I did the same. “For a love potion, yes. And the graven said to him, ‘I’ll make you a deal. I will give you my strongest, most effective love potion. A potion so potent that the object of your heart’s desire will be powerless against your advances.

She will be yours for all of time if she drinks this potion that I will make for you. ’ ”

“And? What was the catch? What bargain did he have to strike?”

My mate was clever. She was learning.

I smiled a little as I took the flask from her and drank again.

The whiskey warmed me all the way down to the seat of my diaphragm.
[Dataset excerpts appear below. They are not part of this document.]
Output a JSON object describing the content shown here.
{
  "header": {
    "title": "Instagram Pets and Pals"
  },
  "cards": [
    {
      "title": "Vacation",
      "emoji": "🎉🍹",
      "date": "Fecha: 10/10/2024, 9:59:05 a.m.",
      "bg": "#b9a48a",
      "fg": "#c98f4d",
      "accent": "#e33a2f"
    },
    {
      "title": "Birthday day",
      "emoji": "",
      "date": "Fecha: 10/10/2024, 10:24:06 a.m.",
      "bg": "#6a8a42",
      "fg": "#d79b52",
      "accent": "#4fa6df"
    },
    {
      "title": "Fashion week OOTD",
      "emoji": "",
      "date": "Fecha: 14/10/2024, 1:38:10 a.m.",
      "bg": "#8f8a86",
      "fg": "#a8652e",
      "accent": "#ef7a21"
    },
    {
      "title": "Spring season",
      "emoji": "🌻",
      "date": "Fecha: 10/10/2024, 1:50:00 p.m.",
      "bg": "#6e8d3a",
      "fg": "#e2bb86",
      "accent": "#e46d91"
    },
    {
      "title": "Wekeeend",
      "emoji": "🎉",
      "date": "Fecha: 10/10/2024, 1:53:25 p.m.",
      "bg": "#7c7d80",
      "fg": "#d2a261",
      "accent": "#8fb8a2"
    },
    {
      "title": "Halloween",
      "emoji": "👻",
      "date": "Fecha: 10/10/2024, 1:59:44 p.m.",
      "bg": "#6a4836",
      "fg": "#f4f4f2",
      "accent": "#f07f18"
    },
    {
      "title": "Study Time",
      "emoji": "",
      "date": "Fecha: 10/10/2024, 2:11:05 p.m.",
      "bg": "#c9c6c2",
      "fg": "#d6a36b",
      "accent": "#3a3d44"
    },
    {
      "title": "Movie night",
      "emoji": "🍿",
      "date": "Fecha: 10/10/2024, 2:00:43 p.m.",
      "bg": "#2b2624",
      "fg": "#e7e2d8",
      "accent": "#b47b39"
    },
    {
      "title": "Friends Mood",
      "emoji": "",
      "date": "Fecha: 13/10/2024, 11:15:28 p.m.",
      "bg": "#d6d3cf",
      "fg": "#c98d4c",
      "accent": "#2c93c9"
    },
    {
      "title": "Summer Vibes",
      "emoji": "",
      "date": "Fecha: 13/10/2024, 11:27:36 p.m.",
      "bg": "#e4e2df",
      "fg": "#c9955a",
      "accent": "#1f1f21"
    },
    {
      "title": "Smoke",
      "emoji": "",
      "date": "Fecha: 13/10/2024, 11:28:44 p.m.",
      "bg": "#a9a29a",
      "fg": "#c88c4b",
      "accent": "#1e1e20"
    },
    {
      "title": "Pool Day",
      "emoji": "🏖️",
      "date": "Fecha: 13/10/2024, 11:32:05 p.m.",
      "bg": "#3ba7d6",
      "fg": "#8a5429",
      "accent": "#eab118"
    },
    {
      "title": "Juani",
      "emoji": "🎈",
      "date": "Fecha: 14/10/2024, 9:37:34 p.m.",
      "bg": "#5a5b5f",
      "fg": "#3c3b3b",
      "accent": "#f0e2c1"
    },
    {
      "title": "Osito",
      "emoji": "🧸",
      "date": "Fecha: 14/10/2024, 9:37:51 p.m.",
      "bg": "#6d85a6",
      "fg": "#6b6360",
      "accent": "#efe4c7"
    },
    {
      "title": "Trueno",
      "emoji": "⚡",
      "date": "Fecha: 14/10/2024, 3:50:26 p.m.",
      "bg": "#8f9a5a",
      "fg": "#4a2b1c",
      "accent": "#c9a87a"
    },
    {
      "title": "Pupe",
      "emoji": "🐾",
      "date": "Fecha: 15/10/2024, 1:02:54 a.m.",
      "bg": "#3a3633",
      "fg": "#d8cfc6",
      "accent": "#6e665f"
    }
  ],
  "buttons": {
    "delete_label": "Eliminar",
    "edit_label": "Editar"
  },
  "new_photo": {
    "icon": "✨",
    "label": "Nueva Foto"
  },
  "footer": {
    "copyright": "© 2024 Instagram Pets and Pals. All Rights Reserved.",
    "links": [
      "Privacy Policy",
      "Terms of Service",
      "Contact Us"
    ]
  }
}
“The graven said to my father, ‘I will give you this potion, and you will live out your days with a wife and a family, and you will be blissfully happy. You will be able to create powerful wards, and you will be a role model to your people and all who follow you and support you.’ And my father was wowed by this prospect, and he said, as you so astutely guessed, ‘Wonderful. This is all I’ve ever dreamed of and more. What do you want in return for these gifts?’ And the Graven replied, “Your right foot. I want your whole right foot.”

“What?”

“Mm-hm. His foot. It wanted his foot. And my father said . . .”

I pointed at Saeris, who wrinkled her nose, confused, and said, “Why?”

“And the graven said, ‘Well, I’m sick of these cloven things. I’ve always wanted two proper Fae feet to walk around on.

I bargained with someone for their left foot a while back, and I’ve been trying to complete the set ever since.

’ And the graven showed my father a severed left foot, sitting on a flocked red pillow by the fireplace, and that was all it would say on the matter. ”

“But your father wouldn’t trade his foot for the potion,” Saeris said.